[SOLVED] 403 from requests to Stack Overflow?

I’m pulling a StackOverflow RSS feed fine locally but I get 403 with the same code running in my Glitch. Any ideas?

Example URL: https://stackoverflow.com/feeds/tag?sort=newest&tagnames=ipfs

Hey @autonome I seem to be able to curl that url from the console of a Glitch project without any difficulty; can you share some more details or your project’s name?

The project could potentially be on a banned AWS IP/host? (Yes, Glitch runs on AWS) It’s likely a problem with that project as I’m able to use curl https://stackoverflow.com/feeds/tag?sort=newest&tagnames=ipfs in the console (like @cori) and receive correct data. It could even just be how your sending the request.

Thanks all! Yeah it feels like a banned IP.

Here’s code example:

Ok, this is interesting…

For the same URL:

  1. In my browser I get download of the XML file for the feed
  2. Locally in my node.js code I get the XML of the feed
  3. In Glitch running my node.js code I get 403 FORBIDDEN
  4. In Glitch console using curl I get a 404 html page

SOLVED!

All I needed to get the correct response was to set a user agent header.

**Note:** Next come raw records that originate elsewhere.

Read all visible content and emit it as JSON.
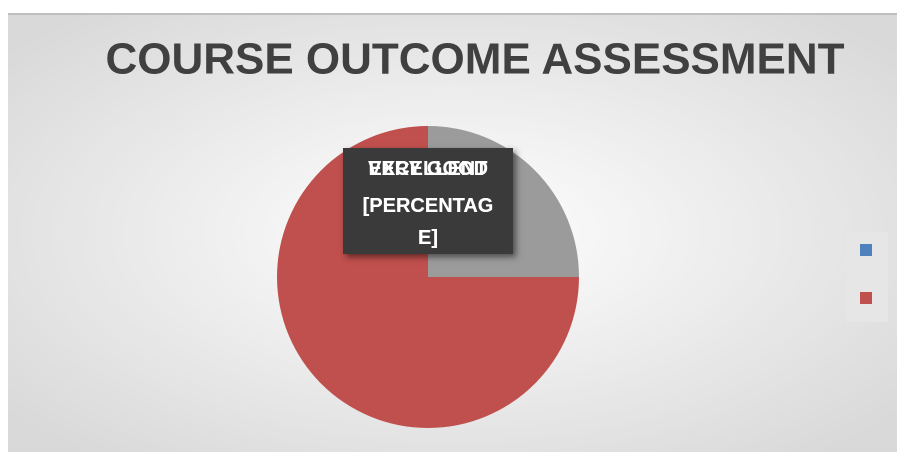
{
  "chart_data": {
    "type": "pie",
    "title": "COURSE OUTCOME ASSESSMENT",
    "categories": [
      "EXCELLENT",
      "VERY GOOD"
    ],
    "values": [
      25,
      75
    ],
    "value_labels": [
      "[PERCENTAGE]",
      "[PERCENTAGE]"
    ],
    "colors": [
      "#9b9b9b",
      "#c0504d"
    ],
    "legend_colors": [
      "#4f81bd",
      "#c0504d"
    ]
  }
}
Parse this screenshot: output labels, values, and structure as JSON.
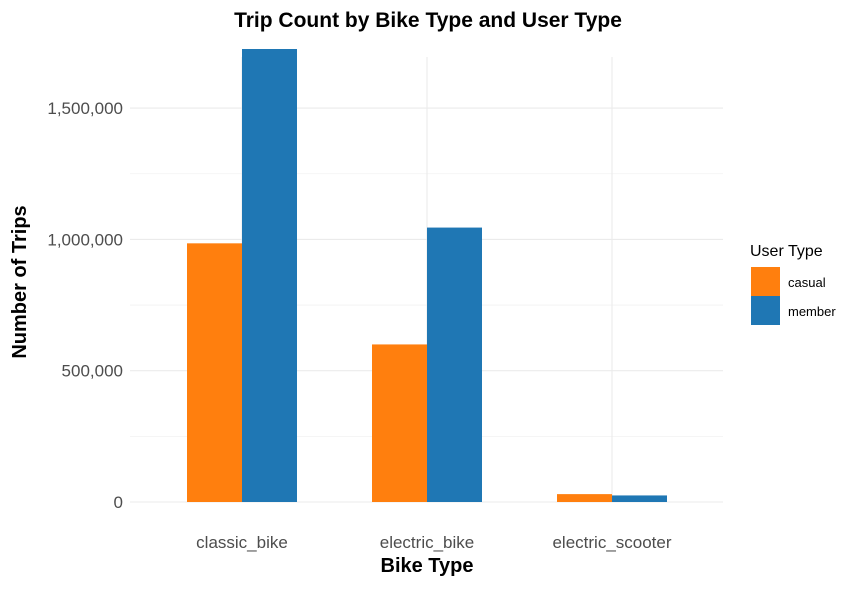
{
  "chart_data": {
    "type": "bar",
    "title": "Trip Count by Bike Type and User Type",
    "xlabel": "Bike Type",
    "ylabel": "Number of Trips",
    "categories": [
      "classic_bike",
      "electric_bike",
      "electric_scooter"
    ],
    "series": [
      {
        "name": "casual",
        "color": "#FF7F0E",
        "values": [
          985000,
          600000,
          30000
        ]
      },
      {
        "name": "member",
        "color": "#1F77B4",
        "values": [
          1725000,
          1045000,
          25000
        ]
      }
    ],
    "ylim": [
      0,
      1725000
    ],
    "yticks": [
      0,
      500000,
      1000000,
      1500000
    ],
    "ytick_labels": [
      "0",
      "500,000",
      "1,000,000",
      "1,500,000"
    ],
    "grid": true,
    "legend": {
      "title": "User Type",
      "placement": "right",
      "entries": [
        "casual",
        "member"
      ]
    }
  }
}
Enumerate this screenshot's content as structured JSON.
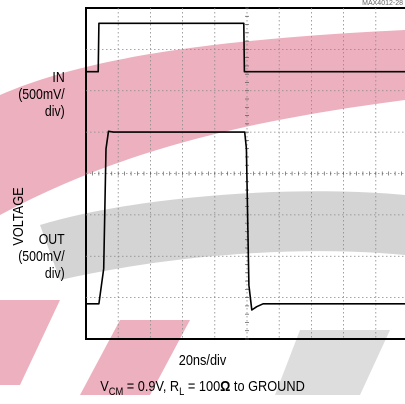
{
  "figure_id": "MAX4012-28",
  "y_label": "VOLTAGE",
  "x_label": "20ns/div",
  "conditions": {
    "vcm_prefix": "V",
    "vcm_sub": "CM",
    "vcm_value": " = 0.9V, R",
    "rl_sub": "L",
    "rl_value": " = 100",
    "ohm": "Ω",
    "tail": " to GROUND"
  },
  "traces": [
    {
      "name_line1": "IN",
      "name_line2": "(500mV/",
      "name_line3": "div)"
    },
    {
      "name_line1": "OUT",
      "name_line2": "(500mV/",
      "name_line3": "div)"
    }
  ],
  "colors": {
    "watermark_red": "#e9a2b4",
    "watermark_gray": "#c9c9c9",
    "trace": "#000000",
    "grid": "#888888"
  },
  "chart_data": {
    "type": "line",
    "title": "",
    "xlabel": "20ns/div",
    "ylabel": "VOLTAGE",
    "x_units": "divisions",
    "y_units": "divisions",
    "xlim": [
      0,
      10
    ],
    "ylim": [
      0,
      8
    ],
    "grid": true,
    "series": [
      {
        "name": "IN",
        "x": [
          0,
          0.38,
          0.4,
          4.9,
          4.92,
          10
        ],
        "y": [
          6.46,
          6.46,
          7.63,
          7.63,
          6.46,
          6.46
        ]
      },
      {
        "name": "OUT",
        "x": [
          0,
          0.4,
          0.55,
          0.62,
          0.7,
          0.85,
          4.93,
          4.98,
          5.06,
          5.15,
          5.3,
          5.5,
          10
        ],
        "y": [
          0.85,
          0.85,
          1.7,
          4.6,
          5.02,
          5.0,
          5.0,
          4.6,
          1.3,
          0.7,
          0.78,
          0.85,
          0.85
        ]
      }
    ]
  }
}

It could be anything. I put “fibblebonkers” and it worked fine. No user agent, get a 403.

2 Likes

I do hope you keep “fibblebonkers” as your User Agent. :joy::joy::joy:

Yeah, a user-agent that has a significant length is needed. I answered a similar question over on Meta.SE here. It is worth mentioning that SE has extra tips on what they expect crawlers to do as Jeff Atwood wrote here basically:

  • Use GZIP requests
  • Identify yourself.
  • Use the right formats.
  • Be considerate.